Two days? Feels like seconds, and like years as well.
"What?" I ask him, eventually. "What do you want? Specifically, what is the least possible interaction that will make you go away?"
"Mies."
"Not a clue, Mycroft, can't help."
"I don't believe you."
Like it's my problem he doesn't believe me. We're brothers. He ought to trust me. I thought for just a little while that he did. When he first found me again, when he promised he wouldn't interfere… For a moment, I felt as if we'd gained something. All that time, I thought to myself we'd lost it to my addiction. But we never had it, did we? Not even before. Thinking back, thinking back, the world was always like this. I just forgot about it for a while. It was all just a pretence.

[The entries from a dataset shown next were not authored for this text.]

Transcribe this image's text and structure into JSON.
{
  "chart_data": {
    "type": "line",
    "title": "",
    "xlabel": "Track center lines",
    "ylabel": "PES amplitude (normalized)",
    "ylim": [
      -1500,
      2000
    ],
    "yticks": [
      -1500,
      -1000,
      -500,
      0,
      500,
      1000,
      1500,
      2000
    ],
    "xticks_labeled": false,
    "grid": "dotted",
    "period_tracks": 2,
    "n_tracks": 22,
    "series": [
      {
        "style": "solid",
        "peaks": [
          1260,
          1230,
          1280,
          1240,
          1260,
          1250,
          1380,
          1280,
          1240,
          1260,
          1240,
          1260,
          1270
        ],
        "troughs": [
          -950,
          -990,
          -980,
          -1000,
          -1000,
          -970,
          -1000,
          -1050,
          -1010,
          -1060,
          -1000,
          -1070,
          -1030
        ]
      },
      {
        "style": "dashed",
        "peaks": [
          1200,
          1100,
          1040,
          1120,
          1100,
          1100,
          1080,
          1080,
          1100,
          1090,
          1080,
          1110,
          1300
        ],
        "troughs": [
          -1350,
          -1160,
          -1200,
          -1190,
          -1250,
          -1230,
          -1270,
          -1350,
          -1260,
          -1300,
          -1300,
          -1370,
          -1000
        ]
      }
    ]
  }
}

I bet I knew that, somewhere deep, the other night… "You have her number. Call up, see if she's free."
"I didn't hear that."
I should have known. Should have spotted it the second he sent me to Knightsbridge, to the hotel. That was beneath him. He shouldn't even have been dreaming of that. And yet I was stupid and flattered enough to think he really did need my help with something. Stupid.
"Ask Lestrade. You went to such lengths to keep him working with me, ask him if he's seen her…"
"That's not what happened."
"Mycroft?" I wait for him to look up. "I don't believe you." I said that in honesty, and in cruelty. But now that it's out, and we're both hearing it, we start to get the same idea. I don't believe him. Why should I give up anything if I don't believe him? Go on, Mycroft. Make me believe. Give me something to believe for once. Dispense with the spectre and subterfuge and for once in your bloody life tell a simple truth. What really happened?
"The money was nothing to do with the case. You were necessary to that. It was, rather… a further inducement. Just an extra, knowing that you and he were acquainted to… To keep an eye, I suppose." I watch him struggle through that. I watch him sink when it's over.
"You paid someone I could have considered a friend to spy on me."
"Yes."
It was a statement, not a question, but he's just confirming… I wonder if he knows this is worse. Bribery to keep me on the case? Well, like he said, I'm necessary to the case. I've done very well by the case. I could have been content with that, because I know I have worked hard and there have been results. But he gave Lestrade money to keep an eye. The recovering addict needs a watcher. The 'hopeless fucking junkie', to quote said-watcher. Yeah, that really worked out for him…
"You really do believe, don't you, in doing whatever it takes?"
Apparently this isn't what he was expecting me to say. Mycroft looks up, looking almost hopeful. He shouldn't. He should keep his hope in check. He has no idea what I'm thinking.
Again, like it's all he knows, like constantly reinforcing the positive is going to work on me, "Yes."
"And if one has a goal in mind, one should do whatever is necessary to achieve it. Provided, of course, it's a worthy cause."
"Yes."
Oh good. I was hoping he'd say that.